Northern Ireland

NI unemployment figures back to 1998 levels

People queuing outside job centre

Dole queues in Northern Ireland are getting longer, and there is no sign of this trend slowing.

Even though the economy is considered the number-one priority by the Stormont Executive, the number on the dole is now back at the level it was when the Good Friday Agreement was signed in 1998.

So in spite of a 12-year interlude when the Northern Ireland economy prospered at a faster rate than it had for many years as it emerged from the shadow of the Troubles, in unemployment terms, at least, it's a case of "as we were".

It remains worrying for all concerned that the underlying trend in unemployment remains stubbornly upward.

And there could be worse to come. Many economists fear unemployment will rise later in the year when government cuts begin to kick in.

In August, another 900 people joined the dole queue, bringing to 57,800 the total claiming benefits in Northern Ireland.

Proportionately this was the largest monthly increase of the 12 UK regions.

Commenting on the figures, Enterprise Minister Arlene Foster said: "The latest labour market figures show that Northern Ireland is continuing to experience the impact of the economic downturn.

"Although the rate of job losses has slowed this year compared to last, there was still an increase of 900 in the unemployment register in August.

"It is clear that the recovery is going to take some time."

An alternative measure of joblessness showed a fall for the quarter from May to July 2010, but over the past year there has been a large jump in the numbers claiming benefit.

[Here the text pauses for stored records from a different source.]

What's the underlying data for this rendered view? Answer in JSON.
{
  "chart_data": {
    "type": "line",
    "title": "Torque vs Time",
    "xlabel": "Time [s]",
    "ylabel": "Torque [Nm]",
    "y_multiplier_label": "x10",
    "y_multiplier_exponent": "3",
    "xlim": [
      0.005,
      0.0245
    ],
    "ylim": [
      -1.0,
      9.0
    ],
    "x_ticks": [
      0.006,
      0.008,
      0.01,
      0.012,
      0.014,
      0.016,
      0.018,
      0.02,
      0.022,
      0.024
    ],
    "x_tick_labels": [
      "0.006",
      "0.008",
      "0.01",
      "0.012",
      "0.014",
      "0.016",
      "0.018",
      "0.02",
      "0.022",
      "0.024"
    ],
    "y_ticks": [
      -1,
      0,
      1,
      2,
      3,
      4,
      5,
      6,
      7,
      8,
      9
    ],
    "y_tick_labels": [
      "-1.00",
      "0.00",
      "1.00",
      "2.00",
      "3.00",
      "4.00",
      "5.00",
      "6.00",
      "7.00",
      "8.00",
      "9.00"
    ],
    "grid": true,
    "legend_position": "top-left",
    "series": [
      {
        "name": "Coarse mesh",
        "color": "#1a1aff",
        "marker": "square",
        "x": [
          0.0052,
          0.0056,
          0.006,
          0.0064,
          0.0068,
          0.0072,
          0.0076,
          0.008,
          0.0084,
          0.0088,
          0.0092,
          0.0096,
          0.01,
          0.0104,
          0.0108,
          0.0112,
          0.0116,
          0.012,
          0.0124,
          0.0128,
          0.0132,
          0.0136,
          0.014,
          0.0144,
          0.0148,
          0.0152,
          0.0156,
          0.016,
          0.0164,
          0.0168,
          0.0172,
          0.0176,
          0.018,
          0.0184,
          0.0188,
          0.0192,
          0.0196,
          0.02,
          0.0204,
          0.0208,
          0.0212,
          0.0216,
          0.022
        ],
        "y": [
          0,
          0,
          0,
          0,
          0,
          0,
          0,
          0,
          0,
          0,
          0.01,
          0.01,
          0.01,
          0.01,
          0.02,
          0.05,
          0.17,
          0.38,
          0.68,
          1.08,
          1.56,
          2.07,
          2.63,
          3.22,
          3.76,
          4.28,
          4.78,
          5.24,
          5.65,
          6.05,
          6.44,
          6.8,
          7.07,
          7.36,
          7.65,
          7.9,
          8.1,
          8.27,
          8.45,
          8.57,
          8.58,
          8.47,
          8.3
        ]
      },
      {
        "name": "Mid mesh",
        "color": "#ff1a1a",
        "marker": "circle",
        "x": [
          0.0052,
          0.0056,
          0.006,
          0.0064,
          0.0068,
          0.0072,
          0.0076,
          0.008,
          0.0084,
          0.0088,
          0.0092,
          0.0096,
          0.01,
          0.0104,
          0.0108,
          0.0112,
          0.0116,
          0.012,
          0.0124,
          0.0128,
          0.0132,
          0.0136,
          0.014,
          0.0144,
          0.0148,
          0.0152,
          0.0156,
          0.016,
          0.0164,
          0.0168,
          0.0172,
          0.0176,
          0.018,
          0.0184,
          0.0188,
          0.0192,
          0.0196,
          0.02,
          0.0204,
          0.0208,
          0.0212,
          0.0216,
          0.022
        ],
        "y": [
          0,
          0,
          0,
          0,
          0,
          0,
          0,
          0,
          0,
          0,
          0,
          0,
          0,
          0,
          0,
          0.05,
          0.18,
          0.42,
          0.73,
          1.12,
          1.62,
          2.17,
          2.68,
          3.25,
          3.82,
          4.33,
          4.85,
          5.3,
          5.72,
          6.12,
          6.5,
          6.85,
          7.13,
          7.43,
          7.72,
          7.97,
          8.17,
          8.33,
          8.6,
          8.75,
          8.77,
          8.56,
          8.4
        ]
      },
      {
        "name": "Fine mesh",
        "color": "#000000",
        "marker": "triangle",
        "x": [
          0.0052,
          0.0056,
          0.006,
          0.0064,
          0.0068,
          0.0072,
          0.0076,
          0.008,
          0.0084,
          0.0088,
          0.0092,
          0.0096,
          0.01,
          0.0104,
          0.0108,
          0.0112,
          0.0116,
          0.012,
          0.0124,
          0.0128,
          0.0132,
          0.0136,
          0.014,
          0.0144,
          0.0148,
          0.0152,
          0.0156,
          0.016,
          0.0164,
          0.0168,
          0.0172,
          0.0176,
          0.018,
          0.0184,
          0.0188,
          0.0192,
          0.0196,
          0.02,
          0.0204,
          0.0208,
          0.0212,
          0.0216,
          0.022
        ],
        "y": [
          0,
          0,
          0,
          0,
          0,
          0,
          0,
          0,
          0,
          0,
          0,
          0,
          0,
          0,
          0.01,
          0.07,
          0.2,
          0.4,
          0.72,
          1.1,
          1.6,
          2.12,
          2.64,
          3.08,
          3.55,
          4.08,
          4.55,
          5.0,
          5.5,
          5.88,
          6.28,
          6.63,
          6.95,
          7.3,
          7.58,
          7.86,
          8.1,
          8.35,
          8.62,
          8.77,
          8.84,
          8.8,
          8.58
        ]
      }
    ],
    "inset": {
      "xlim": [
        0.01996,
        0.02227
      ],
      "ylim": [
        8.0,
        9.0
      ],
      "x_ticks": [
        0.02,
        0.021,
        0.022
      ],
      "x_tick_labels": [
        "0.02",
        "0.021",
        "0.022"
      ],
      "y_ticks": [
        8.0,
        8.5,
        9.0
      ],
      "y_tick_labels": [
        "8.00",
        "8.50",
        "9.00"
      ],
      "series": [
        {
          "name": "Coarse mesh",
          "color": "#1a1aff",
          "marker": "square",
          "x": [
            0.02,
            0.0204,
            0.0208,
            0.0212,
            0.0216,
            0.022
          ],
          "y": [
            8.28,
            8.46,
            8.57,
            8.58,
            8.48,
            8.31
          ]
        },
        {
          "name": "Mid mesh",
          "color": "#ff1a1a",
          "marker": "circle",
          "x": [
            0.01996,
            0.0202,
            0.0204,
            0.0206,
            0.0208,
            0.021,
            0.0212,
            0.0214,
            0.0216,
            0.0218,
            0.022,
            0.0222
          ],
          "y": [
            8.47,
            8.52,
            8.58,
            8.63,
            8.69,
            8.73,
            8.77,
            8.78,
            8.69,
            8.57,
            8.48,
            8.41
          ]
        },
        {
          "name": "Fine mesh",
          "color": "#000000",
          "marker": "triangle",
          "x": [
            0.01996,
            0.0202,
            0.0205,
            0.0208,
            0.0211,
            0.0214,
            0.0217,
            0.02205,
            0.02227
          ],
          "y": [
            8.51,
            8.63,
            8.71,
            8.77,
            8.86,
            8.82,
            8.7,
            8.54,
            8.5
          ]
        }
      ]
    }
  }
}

Year-on-year, the number of people on the dole increased by 5,600; a rise of 10.7%.

In the UK overall in the same period, unemployment has fallen by 8.5%.

By district council area, the highest rates in August were in Londonderry (7.6%), Limavady (7.1%) and Belfast (6.8%).

There is concern that the UK labour market will not be strong enough to support the public sector job losses looming under next month's spending review, with cutbacks to the Northern Ireland block grant expected.

Mrs Foster said: "The October Spending Review will present further challenges and we need to take these fully into account as the Executive shapes its economic strategy to help deliver sustainable economic growth and prosperity."

The economic inactivity rate for those aged 16-64 in Northern Ireland stands at 28.6% - a figure significantly higher than the UK average rate (23.2%) and the highest of the 12 UK regions.